For people observing the Govt 10 Year yield , Friday was a landmark day since the 10 Y yield crossed 8 % Intra day. Remember it was 6.3 % just 10 months ago. Which means the yield has shot up TWENTY SEVEN PERCENT . This is huge by any standard. Bond portfolios of Institutions as well as Individuals would have gone for a TOSS.

And this is not the end, probably its just the end of the beginning since the RBI pushed back the yields below 8 at the close of the day. This will continue to rear its head and we don't know where it will stop. WE SHOULD BE ALERT on this more than ever before. Interest rates on everything will RISE. While the retired may be happy to see that the FD rates will now rise , all others who deal in debt are likely to be dealt with a DEATH BLOW.
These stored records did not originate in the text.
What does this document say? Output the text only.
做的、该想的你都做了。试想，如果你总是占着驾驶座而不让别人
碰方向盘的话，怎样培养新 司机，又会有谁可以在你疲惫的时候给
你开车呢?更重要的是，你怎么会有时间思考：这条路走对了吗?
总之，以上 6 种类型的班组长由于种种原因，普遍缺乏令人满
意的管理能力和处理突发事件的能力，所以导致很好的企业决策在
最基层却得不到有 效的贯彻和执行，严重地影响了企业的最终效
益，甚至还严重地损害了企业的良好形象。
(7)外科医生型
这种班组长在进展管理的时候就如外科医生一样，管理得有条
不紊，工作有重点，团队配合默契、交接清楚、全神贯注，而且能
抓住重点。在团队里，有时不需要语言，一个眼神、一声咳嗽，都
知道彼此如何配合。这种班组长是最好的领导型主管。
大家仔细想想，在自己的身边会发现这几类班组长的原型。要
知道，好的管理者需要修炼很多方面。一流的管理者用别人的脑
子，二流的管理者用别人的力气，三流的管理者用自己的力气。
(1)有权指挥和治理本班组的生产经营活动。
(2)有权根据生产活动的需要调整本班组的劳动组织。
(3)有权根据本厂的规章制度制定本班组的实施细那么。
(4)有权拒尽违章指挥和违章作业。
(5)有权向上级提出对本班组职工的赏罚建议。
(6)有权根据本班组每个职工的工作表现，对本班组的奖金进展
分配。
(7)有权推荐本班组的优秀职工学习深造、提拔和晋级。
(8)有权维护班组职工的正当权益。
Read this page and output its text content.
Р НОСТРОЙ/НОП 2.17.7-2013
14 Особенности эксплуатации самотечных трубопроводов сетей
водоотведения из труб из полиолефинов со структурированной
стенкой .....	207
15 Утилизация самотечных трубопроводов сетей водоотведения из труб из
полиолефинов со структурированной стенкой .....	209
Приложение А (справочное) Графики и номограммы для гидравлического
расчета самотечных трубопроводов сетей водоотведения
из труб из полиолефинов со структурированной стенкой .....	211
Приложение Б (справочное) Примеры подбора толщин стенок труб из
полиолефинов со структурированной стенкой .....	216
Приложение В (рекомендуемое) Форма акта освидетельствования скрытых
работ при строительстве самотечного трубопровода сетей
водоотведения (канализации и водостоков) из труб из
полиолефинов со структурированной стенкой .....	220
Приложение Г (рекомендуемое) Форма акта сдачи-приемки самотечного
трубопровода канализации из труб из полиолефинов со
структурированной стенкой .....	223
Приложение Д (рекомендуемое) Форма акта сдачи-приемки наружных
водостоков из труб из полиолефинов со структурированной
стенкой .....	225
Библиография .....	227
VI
 I have been pointing out for several months , when yields were about to touch 7 % that the interest rate scenario was changing and one should OPT OUT OF ALL BALANCED AND DEBT FUNDS and hopefully people have followed my logic. Its still NOT TOO LATE .

Happy and thoughtful Sunday

Weekend Reflections : 17th June 2017 

 I started investing in stocks in 1983, while still in college. The first Bull Run I experienced was in 1985 during Rajiv Gandhi's time, but I had not studied history of the markets and hence sold out early.

The second time I thought I was better prepared. In 1992 I was scared of my wits when the market started rising irrationally. However, having seen '85, I held on and saw my NAV spiraling upwards, When I could no longer believe that it was God's intention to make me Rich, I sold out and that day almost coincided with the peak. When the Harshad Scam broke out I thought God was really on my side and keeping some money aside for my first Car : A Maruti 800, I ploughed back the rest of the money a 1000 points below the peak. But I saw a slow downward grind of the market which fell another 1500 points over the next year, thereby completely wiping out all my gains. 

 In the 1999-00 Dotcom Bull run , I was more careful and I advised clients to put a trailing stop loss ( ie. protecting their profits in case market reverses) and was able to save a few of my client's profits, since most of them did not heed my advice.Same was the case in 2007-08 Bull Run. Again most of the clients called me a Perma Bear and refused to listen. 

Now we are in the midst of another crazy bull run with all the analysts in the media goading investors to buy blindly. The valuations today are higher than we have ever seen for so many mid caps and micro caps. Stock Markets are irrational for more time than we can imagine.

 In such times, while enjoying the Bull Run and the positive effect it has on one's portfolios, it would be prudent to keep trailing stop losses and protect one's profits. Hope some one else other than me learns from my past mistakes.